The average reading performance from HDFS is about 70 MB/s per task and from EOS about 20 MB/s per task. This confirms the conclusion that reading from EOS is currently about 2-3 times slower than from HDFS. The plan for the performance tuning is to first look at the impact of the network and optimize the task fragmentation.

4 Conclusions and Next Steps

We presented studies of executing the traditional HEP analysis workflow on Apache Spark. The two largest caveats from the initial studies were solved by developing the histogrammar package to fill histograms in map-reduce style technologies and to read ROOT files directly from Apache Spark, even from the CERN EOS storage system. This removed the need to convert the input data into a format that Apache Spark understands natively.

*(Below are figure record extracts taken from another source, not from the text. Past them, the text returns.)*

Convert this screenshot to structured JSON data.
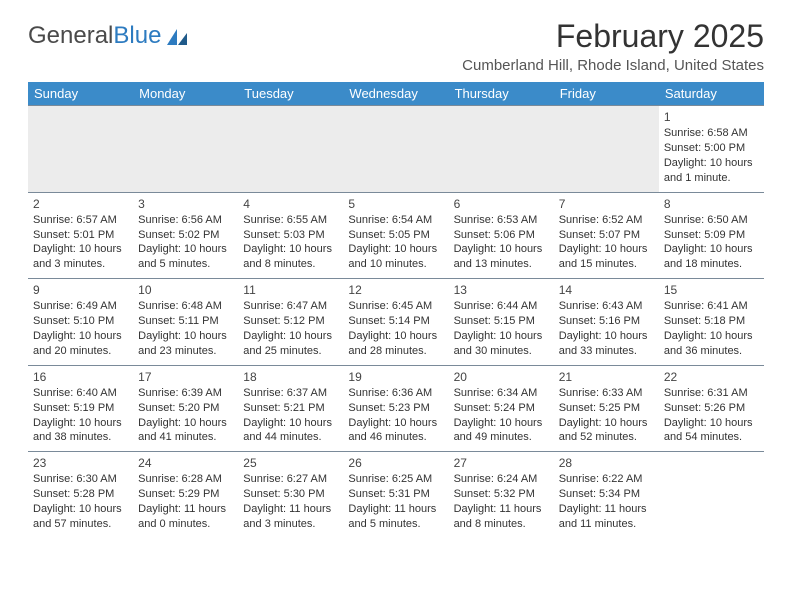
{
  "logo": {
    "text_gray": "General",
    "text_blue": "Blue"
  },
  "title": "February 2025",
  "location": "Cumberland Hill, Rhode Island, United States",
  "colors": {
    "header_bar": "#3b8bc9",
    "header_text": "#ffffff",
    "row_border": "#7a8a99",
    "first_week_bg": "#ececec",
    "body_text": "#333333"
  },
  "weekdays": [
    "Sunday",
    "Monday",
    "Tuesday",
    "Wednesday",
    "Thursday",
    "Friday",
    "Saturday"
  ],
  "weeks": [
    [
      null,
      null,
      null,
      null,
      null,
      null,
      {
        "n": "1",
        "sunrise": "Sunrise: 6:58 AM",
        "sunset": "Sunset: 5:00 PM",
        "daylight": "Daylight: 10 hours and 1 minute."
      }
    ],
    [
      {
        "n": "2",
        "sunrise": "Sunrise: 6:57 AM",
        "sunset": "Sunset: 5:01 PM",
        "daylight": "Daylight: 10 hours and 3 minutes."
      },
      {
        "n": "3",
        "sunrise": "Sunrise: 6:56 AM",
        "sunset": "Sunset: 5:02 PM",
        "daylight": "Daylight: 10 hours and 5 minutes."
      },
      {
        "n": "4",
        "sunrise": "Sunrise: 6:55 AM",
        "sunset": "Sunset: 5:03 PM",
        "daylight": "Daylight: 10 hours and 8 minutes."
      },
      {
        "n": "5",
        "sunrise": "Sunrise: 6:54 AM",
        "sunset": "Sunset: 5:05 PM",
        "daylight": "Daylight: 10 hours and 10 minutes."
      },
      {
        "n": "6",
        "sunrise": "Sunrise: 6:53 AM",
        "sunset": "Sunset: 5:06 PM",
        "daylight": "Daylight: 10 hours and 13 minutes."
      },
      {
        "n": "7",
        "sunrise": "Sunrise: 6:52 AM",
        "sunset": "Sunset: 5:07 PM",
        "daylight": "Daylight: 10 hours and 15 minutes."
      },
      {
        "n": "8",
        "sunrise": "Sunrise: 6:50 AM",
        "sunset": "Sunset: 5:09 PM",
        "daylight": "Daylight: 10 hours and 18 minutes."
      }
    ],
    [
      {
        "n": "9",
        "sunrise": "Sunrise: 6:49 AM",
        "sunset": "Sunset: 5:10 PM",
        "daylight": "Daylight: 10 hours and 20 minutes."
      },
      {
        "n": "10",
        "sunrise": "Sunrise: 6:48 AM",
        "sunset": "Sunset: 5:11 PM",
        "daylight": "Daylight: 10 hours and 23 minutes."
      },
      {
        "n": "11",
        "sunrise": "Sunrise: 6:47 AM",
        "sunset": "Sunset: 5:12 PM",
        "daylight": "Daylight: 10 hours and 25 minutes."
      },
      {
        "n": "12",
        "sunrise": "Sunrise: 6:45 AM",
        "sunset": "Sunset: 5:14 PM",
        "daylight": "Daylight: 10 hours and 28 minutes."
      },
      {
        "n": "13",
        "sunrise": "Sunrise: 6:44 AM",
        "sunset": "Sunset: 5:15 PM",
        "daylight": "Daylight: 10 hours and 30 minutes."
      },
      {
        "n": "14",
        "sunrise": "Sunrise: 6:43 AM",
        "sunset": "Sunset: 5:16 PM",
        "daylight": "Daylight: 10 hours and 33 minutes."
      },
      {
        "n": "15",
        "sunrise": "Sunrise: 6:41 AM",
        "sunset": "Sunset: 5:18 PM",
        "daylight": "Daylight: 10 hours and 36 minutes."
      }
    ],
    [
      {
        "n": "16",
        "sunrise": "Sunrise: 6:40 AM",
        "sunset": "Sunset: 5:19 PM",
        "daylight": "Daylight: 10 hours and 38 minutes."
      },
      {
        "n": "17",
        "sunrise": "Sunrise: 6:39 AM",
        "sunset": "Sunset: 5:20 PM",
        "daylight": "Daylight: 10 hours and 41 minutes."
      },
      {
        "n": "18",
        "sunrise": "Sunrise: 6:37 AM",
        "sunset": "Sunset: 5:21 PM",
        "daylight": "Daylight: 10 hours and 44 minutes."
      },
      {
        "n": "19",
        "sunrise": "Sunrise: 6:36 AM",
        "sunset": "Sunset: 5:23 PM",
        "daylight": "Daylight: 10 hours and 46 minutes."
      },
      {
        "n": "20",
        "sunrise": "Sunrise: 6:34 AM",
        "sunset": "Sunset: 5:24 PM",
        "daylight": "Daylight: 10 hours and 49 minutes."
      },
      {
        "n": "21",
        "sunrise": "Sunrise: 6:33 AM",
        "sunset": "Sunset: 5:25 PM",
        "daylight": "Daylight: 10 hours and 52 minutes."
      },
      {
        "n": "22",
        "sunrise": "Sunrise: 6:31 AM",
        "sunset": "Sunset: 5:26 PM",
        "daylight": "Daylight: 10 hours and 54 minutes."
      }
    ],
    [
      {
        "n": "23",
        "sunrise": "Sunrise: 6:30 AM",
        "sunset": "Sunset: 5:28 PM",
        "daylight": "Daylight: 10 hours and 57 minutes."
      },
      {
        "n": "24",
        "sunrise": "Sunrise: 6:28 AM",
        "sunset": "Sunset: 5:29 PM",
        "daylight": "Daylight: 11 hours and 0 minutes."
      },
      {
        "n": "25",
        "sunrise": "Sunrise: 6:27 AM",
        "sunset": "Sunset: 5:30 PM",
        "daylight": "Daylight: 11 hours and 3 minutes."
      },
      {
        "n": "26",
        "sunrise": "Sunrise: 6:25 AM",
        "sunset": "Sunset: 5:31 PM",
        "daylight": "Daylight: 11 hours and 5 minutes."
      },
      {
        "n": "27",
        "sunrise": "Sunrise: 6:24 AM",
        "sunset": "Sunset: 5:32 PM",
        "daylight": "Daylight: 11 hours and 8 minutes."
      },
      {
        "n": "28",
        "sunrise": "Sunrise: 6:22 AM",
        "sunset": "Sunset: 5:34 PM",
        "daylight": "Daylight: 11 hours and 11 minutes."
      },
      null
    ]
  ]
}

The performance of the complete analysis workflow reading ROOT files is about 2-3 times slower on EOS than on HDFS, but further tuning and optimizations are expected to close the gap.

The scaling behavior results are promising to investigate larger and larger input volumes and reach the goal to perform interactive analysis on very large datasets. We hope the developed technologies and packages will enable the CERN openlab/Intel project [17] to develop a integrated analysis facility based on Apache Spark to reduce 1 PB of data in 5 hours to 1 TB for further analysis.

5 Acknowledgments

We would like to thank the CMS collaboration and the LHC to provide the data for the use case and the ROOT based workflow. We would also like to thank CERN openlab for enabling wide ranging collaboration on this research topic with international laboratories, universities and industry partners and being the spark for innovation. And we would like to thank Intel, our industry partner, in being interested in our challenges and helping us solving them. This manuscript has been co-authored by Fermi Research Alliance, LLC under Contract No. DE-AC02-07CH11359 with the U.S. Department of Energy, Office of Science, Office of High Energy Physics, and by the National Science Foundation under grant ACI-1450377 and Cooperative Agreement PHY-1120138. The United States Government retains and the publisher, by accepting the article for publication, acknowledges that the United States Government retains a non-exclusive, paid-up, irrevocable, world-wide license to publish or reproduce the published form of this manuscript, or allow others to do so, for United States Government purposes.